Originally designed as a sanatorium by the Berlin workers’ health insurance corporation, the complex from the beginning of World War I on was a military hospital of the Imperial German Army. I was here, where a young Adolf Hitler was treated for a thigh injury acquired during the Battle of the Somme.
In 1945 Beelitz Heilstätten was occupied by the Soviet forces and turned into a military hospital for its army until the German Unification. That is why you see this memorial in front of the men sanatorium.
The large area is decaying ever since. Only recently there seems to be serious investors looking at converting part of the buildings into a location for start-ups and other creative minds.
I was allowed to walk for a day through the numerous buildings and took the following pictures.
First we will visit the men sanatorium which was constructed in 1902 and provided beds for 225 men.
In each of the bigger buildings there are endless corridors with rooms. But we can get a glimpse of the beauty of former days.
Under the roof was a huge hall for theatre peformances.
The next building is the Zentralbadeanstalt (Central Bath Facility). This building has been used after 1990 for movie production. So in some rooms there are surrealistic arrangements left behind.

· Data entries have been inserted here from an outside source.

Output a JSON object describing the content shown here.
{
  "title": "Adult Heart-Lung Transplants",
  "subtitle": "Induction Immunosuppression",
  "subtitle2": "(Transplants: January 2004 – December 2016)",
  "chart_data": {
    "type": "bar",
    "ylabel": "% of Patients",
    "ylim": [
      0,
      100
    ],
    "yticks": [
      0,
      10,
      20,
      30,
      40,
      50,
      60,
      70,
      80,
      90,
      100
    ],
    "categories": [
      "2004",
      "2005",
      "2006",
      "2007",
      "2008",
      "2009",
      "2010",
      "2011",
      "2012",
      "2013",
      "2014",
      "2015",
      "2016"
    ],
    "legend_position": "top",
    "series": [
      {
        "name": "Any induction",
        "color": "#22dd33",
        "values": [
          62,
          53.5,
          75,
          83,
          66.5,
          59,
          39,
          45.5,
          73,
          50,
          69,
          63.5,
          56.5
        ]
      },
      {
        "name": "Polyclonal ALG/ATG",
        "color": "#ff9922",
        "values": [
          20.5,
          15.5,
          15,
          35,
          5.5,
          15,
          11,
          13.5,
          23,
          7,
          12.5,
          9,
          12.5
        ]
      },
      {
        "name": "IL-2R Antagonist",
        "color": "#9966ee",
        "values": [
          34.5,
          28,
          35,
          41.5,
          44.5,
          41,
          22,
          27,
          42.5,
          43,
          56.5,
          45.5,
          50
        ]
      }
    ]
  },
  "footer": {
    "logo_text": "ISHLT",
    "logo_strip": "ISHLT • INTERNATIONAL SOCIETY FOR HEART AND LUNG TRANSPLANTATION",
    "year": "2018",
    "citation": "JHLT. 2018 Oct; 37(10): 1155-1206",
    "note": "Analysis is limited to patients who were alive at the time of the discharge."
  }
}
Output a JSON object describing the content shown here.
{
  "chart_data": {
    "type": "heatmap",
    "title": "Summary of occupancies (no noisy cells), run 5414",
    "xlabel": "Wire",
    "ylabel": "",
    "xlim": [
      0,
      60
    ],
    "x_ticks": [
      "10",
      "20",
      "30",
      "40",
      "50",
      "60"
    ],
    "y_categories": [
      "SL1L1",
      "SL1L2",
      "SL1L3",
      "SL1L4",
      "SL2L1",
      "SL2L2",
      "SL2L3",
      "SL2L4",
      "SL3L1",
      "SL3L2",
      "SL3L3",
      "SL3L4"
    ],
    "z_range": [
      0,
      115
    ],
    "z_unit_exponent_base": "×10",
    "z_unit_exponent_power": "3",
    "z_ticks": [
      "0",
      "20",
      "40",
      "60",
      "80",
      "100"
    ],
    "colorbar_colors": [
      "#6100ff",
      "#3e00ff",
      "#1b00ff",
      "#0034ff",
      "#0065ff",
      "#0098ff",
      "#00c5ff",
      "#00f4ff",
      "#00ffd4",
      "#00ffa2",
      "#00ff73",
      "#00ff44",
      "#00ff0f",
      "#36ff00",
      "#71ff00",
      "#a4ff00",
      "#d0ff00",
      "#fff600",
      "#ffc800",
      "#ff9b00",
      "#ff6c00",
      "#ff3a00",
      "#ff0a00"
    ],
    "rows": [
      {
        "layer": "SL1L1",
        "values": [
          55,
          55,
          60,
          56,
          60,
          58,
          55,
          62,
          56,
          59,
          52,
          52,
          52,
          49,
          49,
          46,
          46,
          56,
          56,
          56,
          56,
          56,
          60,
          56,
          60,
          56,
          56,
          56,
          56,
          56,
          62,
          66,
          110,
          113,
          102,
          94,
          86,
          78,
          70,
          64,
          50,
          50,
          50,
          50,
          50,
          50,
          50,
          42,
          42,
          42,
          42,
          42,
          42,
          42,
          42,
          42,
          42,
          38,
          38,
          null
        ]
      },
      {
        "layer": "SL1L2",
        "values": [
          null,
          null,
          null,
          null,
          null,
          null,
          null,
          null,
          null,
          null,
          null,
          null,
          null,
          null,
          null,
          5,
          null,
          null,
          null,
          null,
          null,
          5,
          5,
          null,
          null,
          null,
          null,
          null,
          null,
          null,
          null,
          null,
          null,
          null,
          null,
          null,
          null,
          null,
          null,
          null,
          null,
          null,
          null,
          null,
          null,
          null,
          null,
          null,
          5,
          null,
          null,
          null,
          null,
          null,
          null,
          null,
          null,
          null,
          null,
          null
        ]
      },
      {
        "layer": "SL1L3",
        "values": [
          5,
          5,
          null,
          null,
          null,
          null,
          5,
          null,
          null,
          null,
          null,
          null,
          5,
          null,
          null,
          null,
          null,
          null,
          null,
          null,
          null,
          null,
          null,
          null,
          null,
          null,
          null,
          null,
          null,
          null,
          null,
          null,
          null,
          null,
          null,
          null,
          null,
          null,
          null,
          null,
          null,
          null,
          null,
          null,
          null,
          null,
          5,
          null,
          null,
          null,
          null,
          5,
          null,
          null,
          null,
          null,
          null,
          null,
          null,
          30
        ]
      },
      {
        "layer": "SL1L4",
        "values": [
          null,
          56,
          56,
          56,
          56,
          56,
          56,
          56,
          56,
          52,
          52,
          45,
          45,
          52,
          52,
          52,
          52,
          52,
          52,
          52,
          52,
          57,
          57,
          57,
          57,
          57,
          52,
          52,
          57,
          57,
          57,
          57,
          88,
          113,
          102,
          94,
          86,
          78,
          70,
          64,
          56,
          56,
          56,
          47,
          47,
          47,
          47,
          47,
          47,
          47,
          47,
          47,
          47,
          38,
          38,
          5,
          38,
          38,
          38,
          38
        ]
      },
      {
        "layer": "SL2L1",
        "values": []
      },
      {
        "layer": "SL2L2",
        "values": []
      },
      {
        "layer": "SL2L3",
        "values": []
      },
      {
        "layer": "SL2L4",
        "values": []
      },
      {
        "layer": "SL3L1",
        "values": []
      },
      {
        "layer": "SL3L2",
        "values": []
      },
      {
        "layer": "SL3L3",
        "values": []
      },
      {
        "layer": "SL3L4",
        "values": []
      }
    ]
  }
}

Also, some of the left beds, night tables etc. were arranged to give us shooters some attractive motives…
The central bath hall.
Shower room with a dentist chair…
And another movie arrangement..
And back to the real world which is in it´s decay charming anyway..
We move on to a building which was a central cooking facility.
Not much is left from the installations. The Soviet Army took most of the equipment with them. A view from the exhaust in the ceiling to the floor.
The next building was the living quarters for women, with 102 beds, also constructed in 1902. Just a few impressions…
We continue to the last complex of buildings. Among them the so called “Kesselhaus”, which was connected to the rail road and served as the central building for heating the whole complex. Coal was the source of energy. Only the concrete construction with so oven doors remained.
There is a group of people who are dedicated to preserve at least some of the facilities. They have restored part of the machine park of the heating complex.
The last pictures were taken at the bakery, the laundry facility and the butchery.